4

And now they were going to be Julia’s children.

Julia would teach them—alone there in the room with them, filling the room for them—in her own way....

There would be no more talk about general ideas....

She would have to keep on the “object” lessons, because the Pernes had been so pleased with the idea and the children had liked them. There would still be those moments, with balls for the solar system and a candle for the sun, and the blinds down. But there would not be anything like that instant when all the eyes round the table did nothing but watch the movement of a shadow on a ball ... the relief afterwards, the happiness and the moment of intense love in the room—never to be forgotten, all of them knowing each other, all their differences gone away, even the clever watchful eyes of the cheating little Jewess, real and unconscious for a moment. Julia would be watching the children as much as the shadow, and the children would never quite forget Julia. She would get to know a great deal about the children, but there would be no reverence for big cold outside things. She would teach them to be kind. “Little dorlings.” She thought all children were darlings and talked to them all in her wheedling, coaxing, adoring way.

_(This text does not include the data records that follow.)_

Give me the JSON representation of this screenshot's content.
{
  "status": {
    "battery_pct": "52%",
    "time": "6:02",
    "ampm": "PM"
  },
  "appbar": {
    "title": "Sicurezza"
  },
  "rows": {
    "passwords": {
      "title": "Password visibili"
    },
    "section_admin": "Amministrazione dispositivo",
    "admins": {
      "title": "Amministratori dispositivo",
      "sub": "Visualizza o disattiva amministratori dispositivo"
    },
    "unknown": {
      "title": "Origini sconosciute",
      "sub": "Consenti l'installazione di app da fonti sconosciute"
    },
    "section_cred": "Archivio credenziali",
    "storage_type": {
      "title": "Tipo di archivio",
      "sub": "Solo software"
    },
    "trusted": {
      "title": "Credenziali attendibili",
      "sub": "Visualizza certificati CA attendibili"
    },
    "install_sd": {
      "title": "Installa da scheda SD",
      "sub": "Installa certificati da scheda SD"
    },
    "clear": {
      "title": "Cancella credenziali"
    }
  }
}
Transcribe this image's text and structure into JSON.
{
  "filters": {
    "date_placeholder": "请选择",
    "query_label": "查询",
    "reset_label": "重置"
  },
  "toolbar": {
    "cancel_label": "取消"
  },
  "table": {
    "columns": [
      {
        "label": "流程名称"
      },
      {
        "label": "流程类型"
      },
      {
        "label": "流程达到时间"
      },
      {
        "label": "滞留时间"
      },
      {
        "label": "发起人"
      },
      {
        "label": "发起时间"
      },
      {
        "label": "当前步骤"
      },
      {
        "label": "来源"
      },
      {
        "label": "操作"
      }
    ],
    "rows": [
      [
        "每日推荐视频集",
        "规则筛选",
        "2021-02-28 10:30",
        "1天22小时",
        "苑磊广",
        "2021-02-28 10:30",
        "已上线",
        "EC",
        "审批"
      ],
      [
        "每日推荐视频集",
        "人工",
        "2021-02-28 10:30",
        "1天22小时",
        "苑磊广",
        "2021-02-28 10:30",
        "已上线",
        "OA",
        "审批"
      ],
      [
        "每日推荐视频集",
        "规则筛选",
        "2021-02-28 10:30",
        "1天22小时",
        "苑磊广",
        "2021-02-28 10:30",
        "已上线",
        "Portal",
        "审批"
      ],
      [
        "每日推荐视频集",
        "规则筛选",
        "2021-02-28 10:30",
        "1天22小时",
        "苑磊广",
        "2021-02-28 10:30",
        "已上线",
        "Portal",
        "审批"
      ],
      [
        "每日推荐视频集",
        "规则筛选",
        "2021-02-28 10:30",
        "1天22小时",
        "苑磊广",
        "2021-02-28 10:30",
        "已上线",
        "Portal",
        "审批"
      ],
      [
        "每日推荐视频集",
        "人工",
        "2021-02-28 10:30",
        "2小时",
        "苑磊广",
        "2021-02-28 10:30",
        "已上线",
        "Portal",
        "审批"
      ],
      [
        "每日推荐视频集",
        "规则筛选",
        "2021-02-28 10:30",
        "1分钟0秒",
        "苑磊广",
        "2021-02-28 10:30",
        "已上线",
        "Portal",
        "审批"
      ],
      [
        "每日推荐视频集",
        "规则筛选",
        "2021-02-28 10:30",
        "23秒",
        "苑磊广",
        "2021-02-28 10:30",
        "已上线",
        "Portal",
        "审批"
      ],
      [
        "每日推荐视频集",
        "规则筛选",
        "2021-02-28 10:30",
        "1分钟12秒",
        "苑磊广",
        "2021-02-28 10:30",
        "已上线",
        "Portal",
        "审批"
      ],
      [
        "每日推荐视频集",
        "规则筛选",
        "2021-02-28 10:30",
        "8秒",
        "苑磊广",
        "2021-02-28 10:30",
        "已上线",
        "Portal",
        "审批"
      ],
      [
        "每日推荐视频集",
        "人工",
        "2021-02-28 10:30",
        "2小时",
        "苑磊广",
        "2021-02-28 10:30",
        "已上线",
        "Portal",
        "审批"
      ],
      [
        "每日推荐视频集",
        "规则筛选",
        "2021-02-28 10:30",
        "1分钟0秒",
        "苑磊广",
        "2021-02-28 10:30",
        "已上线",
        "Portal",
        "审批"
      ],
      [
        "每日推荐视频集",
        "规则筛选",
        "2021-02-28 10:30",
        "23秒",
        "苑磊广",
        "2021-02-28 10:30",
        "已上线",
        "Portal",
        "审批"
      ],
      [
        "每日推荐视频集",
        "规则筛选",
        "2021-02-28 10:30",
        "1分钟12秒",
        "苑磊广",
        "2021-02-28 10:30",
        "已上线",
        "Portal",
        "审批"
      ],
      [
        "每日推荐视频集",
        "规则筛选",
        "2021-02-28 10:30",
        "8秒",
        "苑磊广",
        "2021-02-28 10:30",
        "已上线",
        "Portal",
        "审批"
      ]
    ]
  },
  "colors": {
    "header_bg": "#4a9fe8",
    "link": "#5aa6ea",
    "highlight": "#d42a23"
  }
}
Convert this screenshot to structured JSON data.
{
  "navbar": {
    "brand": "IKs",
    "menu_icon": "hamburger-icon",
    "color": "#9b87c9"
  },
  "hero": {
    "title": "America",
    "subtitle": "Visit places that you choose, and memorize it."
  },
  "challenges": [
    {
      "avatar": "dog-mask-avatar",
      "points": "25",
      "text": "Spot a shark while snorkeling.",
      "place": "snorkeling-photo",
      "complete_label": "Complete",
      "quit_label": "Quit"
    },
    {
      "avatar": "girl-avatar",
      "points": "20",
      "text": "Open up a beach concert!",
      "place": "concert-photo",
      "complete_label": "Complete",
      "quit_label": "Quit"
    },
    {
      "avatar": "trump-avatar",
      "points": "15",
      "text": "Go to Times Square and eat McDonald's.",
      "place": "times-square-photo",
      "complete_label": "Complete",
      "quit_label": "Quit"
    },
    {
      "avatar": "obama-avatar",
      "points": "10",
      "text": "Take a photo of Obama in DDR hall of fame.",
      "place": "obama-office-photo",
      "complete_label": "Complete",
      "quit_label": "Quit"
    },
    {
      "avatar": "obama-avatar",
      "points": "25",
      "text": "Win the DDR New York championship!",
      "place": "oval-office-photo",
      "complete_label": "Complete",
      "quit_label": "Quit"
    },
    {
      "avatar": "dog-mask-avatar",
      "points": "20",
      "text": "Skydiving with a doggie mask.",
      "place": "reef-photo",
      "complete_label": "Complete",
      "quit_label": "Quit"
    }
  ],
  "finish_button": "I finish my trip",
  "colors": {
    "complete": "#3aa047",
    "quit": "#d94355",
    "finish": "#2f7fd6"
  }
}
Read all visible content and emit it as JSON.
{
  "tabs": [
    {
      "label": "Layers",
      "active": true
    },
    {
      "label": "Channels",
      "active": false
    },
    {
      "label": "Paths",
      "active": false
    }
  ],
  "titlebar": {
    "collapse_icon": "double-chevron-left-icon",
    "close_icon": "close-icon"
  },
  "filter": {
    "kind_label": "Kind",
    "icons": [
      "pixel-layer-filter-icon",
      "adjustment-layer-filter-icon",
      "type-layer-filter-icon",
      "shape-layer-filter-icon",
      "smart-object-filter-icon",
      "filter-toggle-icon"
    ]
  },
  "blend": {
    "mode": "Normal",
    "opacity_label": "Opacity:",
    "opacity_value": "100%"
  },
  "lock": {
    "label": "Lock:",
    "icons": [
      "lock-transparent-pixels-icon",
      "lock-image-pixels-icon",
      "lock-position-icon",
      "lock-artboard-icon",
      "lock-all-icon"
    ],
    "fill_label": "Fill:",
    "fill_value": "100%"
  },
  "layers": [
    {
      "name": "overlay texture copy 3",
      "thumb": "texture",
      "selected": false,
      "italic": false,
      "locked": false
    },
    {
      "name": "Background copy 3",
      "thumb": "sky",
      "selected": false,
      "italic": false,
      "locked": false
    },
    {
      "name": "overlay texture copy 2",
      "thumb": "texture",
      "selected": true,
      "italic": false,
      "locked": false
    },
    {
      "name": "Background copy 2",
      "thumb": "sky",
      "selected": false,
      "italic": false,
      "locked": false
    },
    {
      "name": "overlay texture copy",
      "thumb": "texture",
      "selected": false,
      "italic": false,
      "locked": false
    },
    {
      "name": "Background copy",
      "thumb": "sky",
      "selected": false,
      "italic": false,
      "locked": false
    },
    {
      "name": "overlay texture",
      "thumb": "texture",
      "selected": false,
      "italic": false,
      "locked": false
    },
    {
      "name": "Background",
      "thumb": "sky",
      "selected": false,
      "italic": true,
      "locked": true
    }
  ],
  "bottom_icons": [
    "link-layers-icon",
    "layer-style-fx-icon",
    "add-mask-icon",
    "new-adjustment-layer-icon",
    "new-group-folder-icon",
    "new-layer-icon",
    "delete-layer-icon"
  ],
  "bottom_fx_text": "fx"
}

If one or two were not, it was the fault of the way they were treated, something in the ‘English’ way of dealing with them. Nearly all the elder girls she disapproved of, they were no longer children—they were English. She was full of contempt and indignant laughter for them, and of pity for the ‘wee things’ who were growing up. Yet she got on with them all and had the secret of managing them without letting them see her feelings.

There was something specially bad in the English way of bringing up children. Not the ‘education’ exactly, but something else, something in the way they were treated. Something in the way they were brought up made English women so awful—with their smiles. Julia did not smile or smirk. She laughed a great deal, often to tears. And she would often suddenly beam. It was like a light coming from under her thick white skin. Was Julia the answer to the awfulness of Englishwomen? If, as Julia said, the children were all right and only the girls and grown-ups awful, it must be something in the way the children were treated.